Without that attribute in our midfield, opposing midfields are in a more comfortable place, and we have to resort to earlier, longer service to our strikers. It’s a situation Zonal Marking’s Michael Cox flagged up in an article on the problems Ghana face through a lack of midfield creativity:

So, what can be done? First, the side has to be clever with the ball in deep positions. As Andre Villas-Boas puts it, against a side sitting deep and controlling space in behind, you have to ‘provoke’ the opposition with the ball. “It’s the ball they want, so you have to defy them, using the ball as a carrot.” Ghana are not good enough at doing this. Their holding midfielders are decent on the ball, but they lack the technical quality or imagination to cause the opposition problems. In a counter-attacking side they simply break up play, or play direct forward passes. There is no thought of having to help unlock defences themselves.

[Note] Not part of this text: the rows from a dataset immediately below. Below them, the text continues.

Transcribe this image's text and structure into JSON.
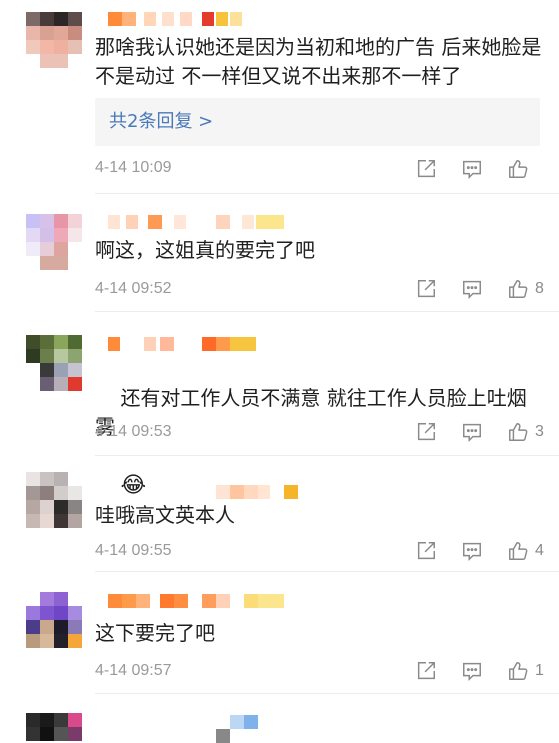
{
  "comments": [
    {
      "text": "那啥我认识她还是因为当初和地的广告 后来她脸是不是动过 不一样但又说不出来那不一样了",
      "reply_label": "共2条回复 >",
      "time": "4-14 10:09",
      "likes": ""
    },
    {
      "text": "啊这，这姐真的要完了吧",
      "time": "4-14 09:52",
      "likes": "8"
    },
    {
      "text": "还有对工作人员不满意 就往工作人员脸上吐烟雾",
      "emoji": "😂",
      "time": "4-14 09:53",
      "likes": "3"
    },
    {
      "text": "哇哦高文英本人",
      "time": "4-14 09:55",
      "likes": "4"
    },
    {
      "text": "这下要完了吧",
      "time": "4-14 09:57",
      "likes": "1"
    }
  ],
  "icons": {
    "share": "share-icon",
    "comment": "comment-icon",
    "like": "thumbs-up-icon"
  },
  "colors": {
    "reply_link": "#4a78b8",
    "time": "#9a9a9a",
    "icon": "#8a8a8a"
  }
}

Like Wrexham, it’s not as if Ghana have no good midfielders; quite the opposite, as their rise in world football has been attributed to their strength in that department. It’s just that they lack a certain type of midfielder. We’ve got that sort of playmaker in Fowler, and it’s crucial he returns swiftly to the heart of what we do.

Fowler has proved, since his return from injury, to be a highly effective substitute. Coming on against tiring midfields, his ability to play the telling pass is complemented by the fact that he finds it much easier to burst past ragged opponents and carry the ball into dangerous areas himself. Against Cambridge in particular it was striking how much the quality of service to the strikers improved once he came on with twenty minutes left. Indeed, it fell to me to select the man of the match for the Supporters Association podcast, and I was tempted to reward his compelling cameo with the award!

However, common sense must prevail. If we’re going to win this thing, Fowler needs to be on the pitch from the start.